En outre, certains pays comme l'Algérie, la Tunisie et la Syrie se positionnent contre Israël et restent fermement ancrés dans l’axe de la « résistance » pro-iranien, adoptant une posture anti-occidentale et pro-palestinienne qui séduit leur population, tout en renforçant leur alignement stratégique avec l’Iran et la Russie.

Pierre Berthelot : Lorsque l’on compare les réactions des populations et de leurs dirigeants, il est possible de découvrir que les populations des pays du monde arabe ne sont pas toujours libres d’exprimer ce qu’elles pensent. Ce n’est pas du tout la même logique que celle qui existe dans nos sociétés occidentales où les gens peuvent exprimer leur opinion, éventuellement peser politiquement sur ce sujet.

Les dirigeants savent que les populations arabes, dans l'ensemble, sont souvent sensibles à la cause palestinienne par attachement aux Palestiniens.

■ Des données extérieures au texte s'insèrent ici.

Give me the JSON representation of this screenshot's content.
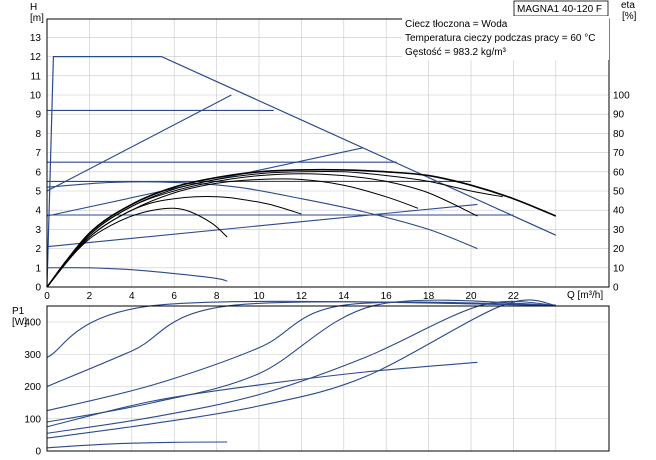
{
  "chart_data": [
    {
      "type": "line",
      "title": "MAGNA1 40-120 F",
      "notes": [
        "Ciecz tłoczona = Woda",
        "Temperatura cieczy podczas pracy = 60 °C",
        "Gęstość = 983.2 kg/m³"
      ],
      "xlabel": "Q [m³/h]",
      "ylabel": "H",
      "ylabel_unit": "[m]",
      "y2label": "eta",
      "y2label_unit": "[%]",
      "xlim": [
        0,
        24
      ],
      "ylim": [
        0,
        14
      ],
      "y2lim": [
        0,
        140
      ],
      "x_ticks": [
        "0",
        "2",
        "4",
        "6",
        "8",
        "10",
        "12",
        "14",
        "16",
        "18",
        "20",
        "22"
      ],
      "y_ticks": [
        "0",
        "1",
        "2",
        "3",
        "4",
        "5",
        "6",
        "7",
        "8",
        "9",
        "10",
        "11",
        "12",
        "13"
      ],
      "y2_ticks": [
        "0",
        "10",
        "20",
        "30",
        "40",
        "50",
        "60",
        "70",
        "80",
        "90",
        "100"
      ],
      "grid": true,
      "series_head_max": {
        "x": [
          0,
          0.3,
          5.4,
          24
        ],
        "y": [
          0,
          12,
          12,
          2.7
        ]
      },
      "series_head_levels": [
        {
          "x": [
            0,
            10.7
          ],
          "y": [
            9.2,
            9.2
          ]
        },
        {
          "x": [
            0,
            16.5
          ],
          "y": [
            6.5,
            6.5
          ]
        },
        {
          "x": [
            0,
            20.0
          ],
          "y": [
            5.5,
            5.5
          ]
        },
        {
          "x": [
            0,
            22.0
          ],
          "y": [
            3.75,
            3.75
          ]
        }
      ],
      "series_system_curves": [
        {
          "x": [
            0,
            8.7
          ],
          "y": [
            5.0,
            10.0
          ]
        },
        {
          "x": [
            0,
            14.9
          ],
          "y": [
            3.7,
            7.25
          ]
        },
        {
          "x": [
            0,
            20.3
          ],
          "y": [
            2.1,
            4.3
          ]
        }
      ],
      "series_efficiency": [
        {
          "x": [
            0,
            2,
            4,
            6,
            8,
            8.5
          ],
          "y": [
            10,
            10,
            9,
            7,
            4.5,
            3
          ]
        },
        {
          "x": [
            0,
            3,
            6,
            9,
            12,
            15,
            18,
            20.3
          ],
          "y": [
            52,
            54.5,
            54.5,
            52,
            46,
            39,
            30,
            20
          ]
        }
      ],
      "series_head_curves": [
        {
          "x": [
            0,
            1,
            2,
            3,
            4,
            5,
            6,
            6.8,
            7.8,
            8.5
          ],
          "y": [
            0,
            1.4,
            2.5,
            3.2,
            3.7,
            4.0,
            4.1,
            3.9,
            3.3,
            2.6
          ]
        },
        {
          "x": [
            0,
            1,
            2,
            3,
            4,
            5,
            6,
            7,
            8,
            9,
            10.5,
            12
          ],
          "y": [
            0,
            1.5,
            2.6,
            3.4,
            4.0,
            4.4,
            4.6,
            4.7,
            4.7,
            4.6,
            4.3,
            3.8
          ]
        },
        {
          "x": [
            0,
            2,
            4,
            6,
            8,
            10,
            12,
            14,
            16,
            17.5
          ],
          "y": [
            0,
            2.6,
            4.0,
            4.9,
            5.4,
            5.6,
            5.6,
            5.3,
            4.7,
            4.1
          ]
        },
        {
          "x": [
            0,
            2,
            4,
            6,
            8,
            10,
            12,
            14,
            16,
            18,
            20.3
          ],
          "y": [
            0,
            2.7,
            4.2,
            5.0,
            5.5,
            5.8,
            5.9,
            5.8,
            5.5,
            4.9,
            3.7
          ]
        },
        {
          "x": [
            0,
            2,
            4,
            6,
            8,
            10,
            12,
            14,
            16,
            18,
            20,
            21.5
          ],
          "y": [
            0,
            2.7,
            4.2,
            5.1,
            5.6,
            5.9,
            6.0,
            6.0,
            5.8,
            5.5,
            5.0,
            4.7
          ]
        },
        {
          "x": [
            0,
            2,
            4,
            6,
            8,
            10,
            12,
            14,
            16,
            18,
            20,
            22,
            24
          ],
          "y": [
            0,
            2.8,
            4.3,
            5.2,
            5.7,
            6.0,
            6.1,
            6.1,
            6.0,
            5.8,
            5.3,
            4.6,
            3.7
          ]
        }
      ]
    },
    {
      "type": "line",
      "ylabel": "P1",
      "ylabel_unit": "[W]",
      "xlim": [
        0,
        24
      ],
      "ylim": [
        0,
        450
      ],
      "y_ticks": [
        "0",
        "100",
        "200",
        "300",
        "400"
      ],
      "grid": true,
      "series_power": [
        {
          "x": [
            0,
            5.2,
            24
          ],
          "y": [
            290,
            452,
            452
          ]
        },
        {
          "x": [
            0,
            4,
            8.8,
            24
          ],
          "y": [
            200,
            310,
            452,
            452
          ]
        },
        {
          "x": [
            0,
            5,
            10,
            14,
            24
          ],
          "y": [
            125,
            205,
            320,
            452,
            452
          ]
        },
        {
          "x": [
            0,
            5,
            10,
            15.5,
            24
          ],
          "y": [
            90,
            150,
            240,
            452,
            452
          ]
        },
        {
          "x": [
            0,
            5,
            10,
            15,
            20.5,
            24
          ],
          "y": [
            55,
            105,
            175,
            290,
            452,
            452
          ]
        },
        {
          "x": [
            0,
            5,
            10,
            15,
            21.5,
            24
          ],
          "y": [
            40,
            85,
            140,
            230,
            452,
            452
          ]
        },
        {
          "x": [
            0,
            5,
            10,
            15,
            20.3
          ],
          "y": [
            75,
            155,
            205,
            245,
            275
          ]
        },
        {
          "x": [
            0,
            3,
            6,
            8.5
          ],
          "y": [
            10,
            22,
            27,
            28
          ]
        }
      ]
    }
  ]
}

La question de Jérusalem est aussi centrale car il s’agit du troisième lieu saint de l'Islam. Il faut bien distinguer également cet attachement aux lieux saints de l'islam.

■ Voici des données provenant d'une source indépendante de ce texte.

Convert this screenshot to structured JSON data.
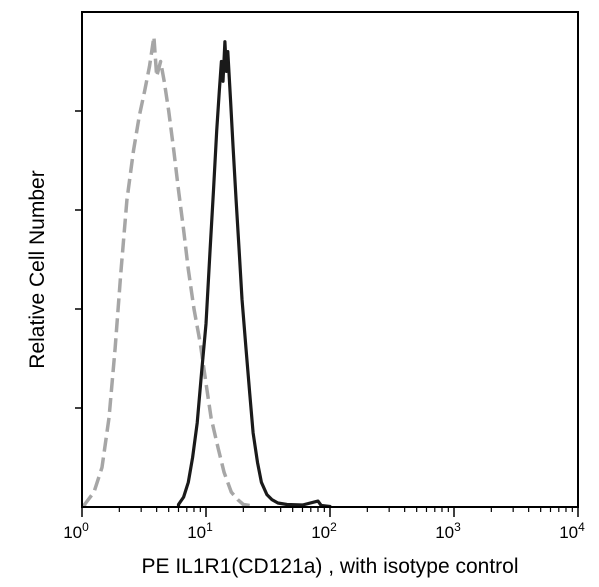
{
  "chart_data": {
    "type": "line",
    "xlabel": "PE IL1R1(CD121a) , with isotype control",
    "ylabel": "Relative Cell Number",
    "x_scale": "log",
    "xlim": [
      1,
      10000
    ],
    "ylim": [
      0,
      100
    ],
    "x_ticks": [
      {
        "value": 1,
        "base": "10",
        "exp": "0"
      },
      {
        "value": 10,
        "base": "10",
        "exp": "1"
      },
      {
        "value": 100,
        "base": "10",
        "exp": "2"
      },
      {
        "value": 1000,
        "base": "10",
        "exp": "3"
      },
      {
        "value": 10000,
        "base": "10",
        "exp": "4"
      }
    ],
    "y_ticks": [
      20,
      40,
      60,
      80
    ],
    "grid": false,
    "legend": "none",
    "series": [
      {
        "style": "dashed",
        "color": "#a6a6a6",
        "points": [
          [
            1.05,
            0.5
          ],
          [
            1.25,
            3
          ],
          [
            1.45,
            8
          ],
          [
            1.65,
            18
          ],
          [
            1.85,
            32
          ],
          [
            2.05,
            47
          ],
          [
            2.3,
            62
          ],
          [
            2.6,
            72
          ],
          [
            2.9,
            79
          ],
          [
            3.2,
            84
          ],
          [
            3.5,
            89
          ],
          [
            3.8,
            95
          ],
          [
            4.0,
            87
          ],
          [
            4.3,
            90
          ],
          [
            4.6,
            86
          ],
          [
            5.0,
            80
          ],
          [
            5.5,
            72
          ],
          [
            6.0,
            64
          ],
          [
            6.6,
            56
          ],
          [
            7.2,
            48
          ],
          [
            8.0,
            40
          ],
          [
            9.0,
            33
          ],
          [
            10.0,
            25
          ],
          [
            11.0,
            18
          ],
          [
            12.5,
            12
          ],
          [
            14.0,
            7
          ],
          [
            16.0,
            3
          ],
          [
            18.0,
            1.5
          ],
          [
            20.0,
            0.5
          ],
          [
            24.0,
            0.2
          ]
        ]
      },
      {
        "style": "solid",
        "color": "#1a1a1a",
        "points": [
          [
            6.0,
            0.5
          ],
          [
            6.6,
            2
          ],
          [
            7.2,
            5
          ],
          [
            7.8,
            10
          ],
          [
            8.5,
            17
          ],
          [
            9.2,
            27
          ],
          [
            10.0,
            37
          ],
          [
            10.8,
            52
          ],
          [
            11.5,
            64
          ],
          [
            12.2,
            76
          ],
          [
            12.8,
            84
          ],
          [
            13.3,
            90
          ],
          [
            13.7,
            86
          ],
          [
            14.2,
            94
          ],
          [
            14.6,
            88
          ],
          [
            15.0,
            92
          ],
          [
            15.8,
            82
          ],
          [
            16.5,
            73
          ],
          [
            17.5,
            62
          ],
          [
            18.5,
            52
          ],
          [
            19.5,
            42
          ],
          [
            21.0,
            32
          ],
          [
            22.5,
            23
          ],
          [
            24.0,
            15
          ],
          [
            26.0,
            9
          ],
          [
            28.0,
            5
          ],
          [
            31.0,
            2.5
          ],
          [
            34.0,
            1.5
          ],
          [
            38.0,
            0.8
          ],
          [
            45.0,
            0.5
          ],
          [
            60.0,
            0.4
          ],
          [
            80.0,
            1.2
          ],
          [
            85.0,
            0.3
          ],
          [
            100.0,
            0.1
          ]
        ]
      }
    ]
  }
}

Les dirigeants des pays du monde arabe ne peuvent pas ignorer, comme l'a rappelé Mohammed ben Salmane, que leurs populations sont souvent sensibles à cette cause. Mais dans le même temps, ces dirigeants ne peuvent pas forcément être le relais des aspirations de leurs populations, parce que cela pourrait être en contradiction avec leurs propres intérêts politiques. Dans le cas de Mohammed ben Salmane, son objectif est d’intégrer les accords d'Abraham qu'avait proposé Donald Trump et de procéder à une normalisation avec Israël. Mais Mohammed ben Salmane sait qu'il est bloqué parce que son opinion publique est sensible à cette cause. Il est aussi bloqué par le fait que le souverain saoudien a le titre officiel de gardien des lieux saints de l'Islam.

La cause palestinienne qui avait été en partie oubliée ou négligée par beaucoup de gouvernements arabes, et aussi auprès d'une partie de leur base, a ressurgi au premier plan. La population gazaouie subit des dizaines de milliers de morts. La situation n’est pas comparable avec la première Intifada. Les images de la situation à Gaza sur les réseaux sociaux et les chaînes d'information ont un impact émotionnel renforcé. Certains peuples arabes s’identifient aux Palestiniens qui, en miroir, représentent un peu leur propre impuissance par rapport à leurs gouvernements soit autoritaires, soit kleptocratiques.